In his statement today, the Secretary-General was clear: He considers the decision of the Russian Federation to recognize the independence of certain areas of the Donetsk and Luhansk regions to be a violation of the territorial integrity and sovereignty of Ukraine and inconsistent with the principles of the Charter of the United Nations. We very much regret this decision, which risks having regional and global repercussions.
We also regret the order today to deploy Russian troops into eastern Ukraine, reportedly on a “peacekeeping mission”.
These developments follow the decision to order a mass evacuation of civilian residents of Donetsk and Luhansk into the Russian Federation.
We are concerned by the escalating shelling across the contact line, reportedly leading to a number of casualties. OSCE’s Special Monitoring Mission has recorded a total of 3,231 ceasefire violations in the Donbas area from 18-20 February: 1,073 ceasefire violations, including 926 explosions in the Luhansk region, and 2,158 ceasefire violations, including 1,100 explosions, in Donetsk region.
We remind all involved of their responsibilities under international humanitarian law and human rights law.
Although the United Nations is not in a position to verify the numerous claims and allegations made by various actors, we are deeply concerned about the reports of civilian casualties, targeting of critical civilian infrastructure, and ongoing evacuations.

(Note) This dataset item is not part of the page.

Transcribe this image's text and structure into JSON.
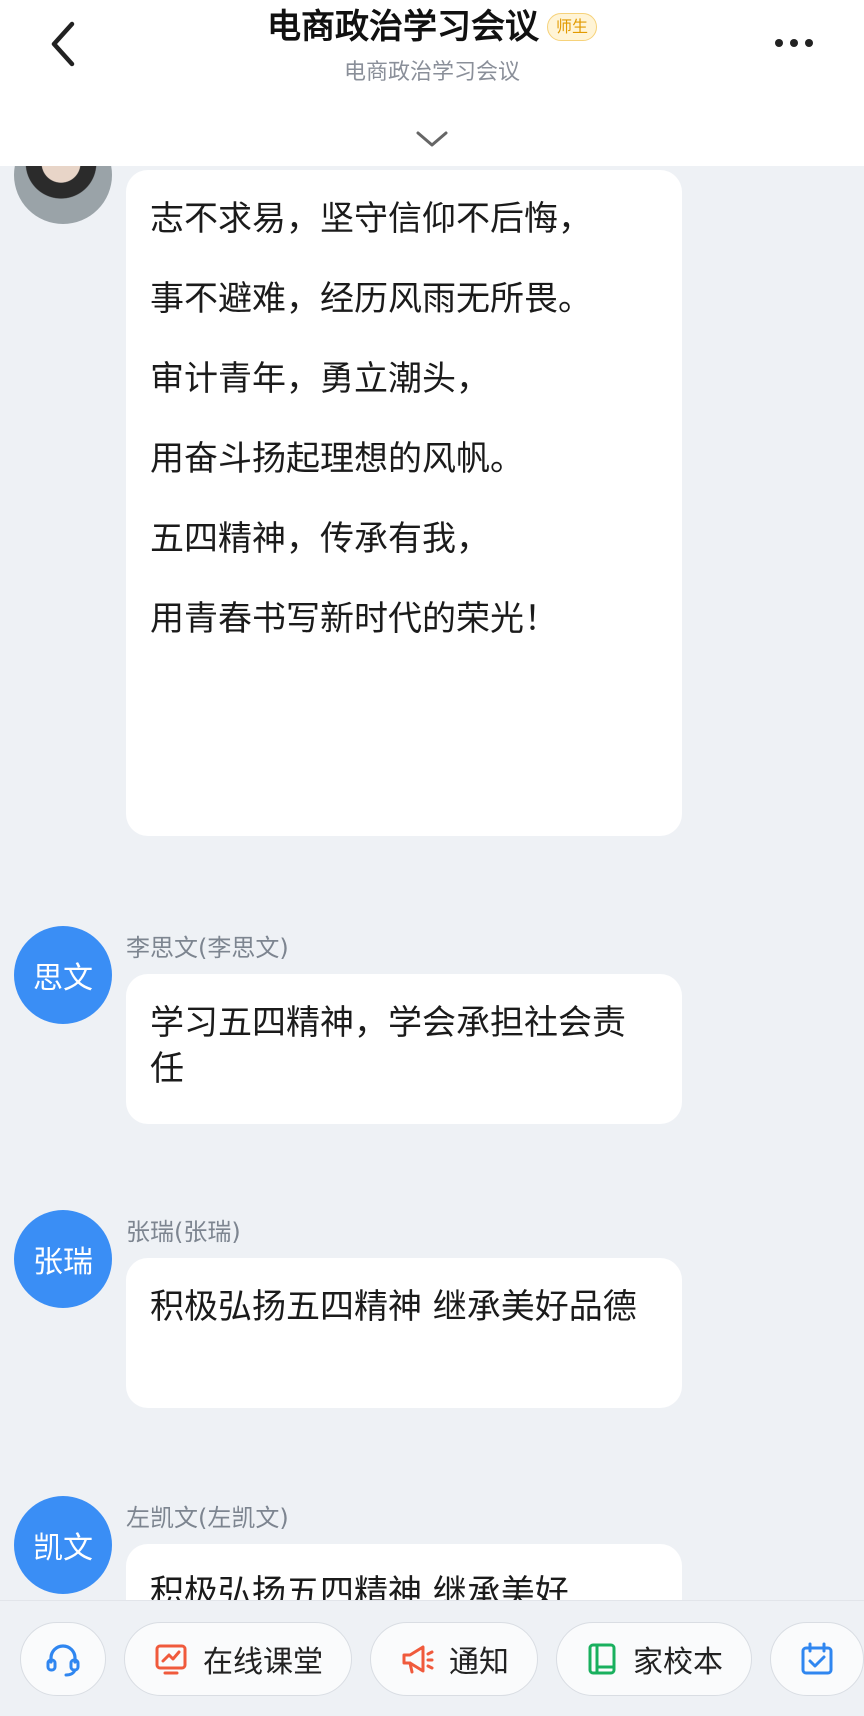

We are extremely concerned about the possible implications of the latest developments for the existing negotiation frameworks. Amid the current risks and uncertainty, it is even more important to pursue dialogue.
Negotiation is the only way to address the existing differences among the key actors regarding regional security issues, and the settlement of the conflict in eastern Ukraine in accordance with Security Council resolution 2202 (2015).
Before the current, already dangerous conditions escalate further, we call on all relevant actors to focus their efforts on an immediate cessation of hostilities. Civilians and civilian infrastructure must be protected, and actions and statements that may worsen the situation must be avoided.
Over the past few weeks, key actors have been engaged in intense diplomatic efforts to avert a new eruption of conflict in the heart of Europe. The Secretary-General fully supports these efforts and has deplored even the possibility that a new conflict could break out.
We are committed to our long-term partnership with Ukraine – a founding member of the United Nations – as it continues to pursue the democratic reform agenda 30 years after independence.
And once again we reiterate the full commitment of the United Nations to the sovereignty, independence and territorial integrity of Ukraine, within its internationally recognized borders, in accordance with General Assembly resolutions.
Throughout the eight years of conflict in eastern Ukraine, the United Nations has continued to provide life-saving humanitarian support to all in need as well as human rights-related work. During this difficult period, we are committed to stay and deliver and remain fully operational in Ukraine, including in the Donetsk and Luhansk regions. The safety and security of all our staff must be respected by all parties.
The next hours and days will be critical. The risk of major conflict is real and needs to be prevented at all costs. I can assure you of the full commitment of the Secretary-General to work toward a diplomatic resolution of the current crisis.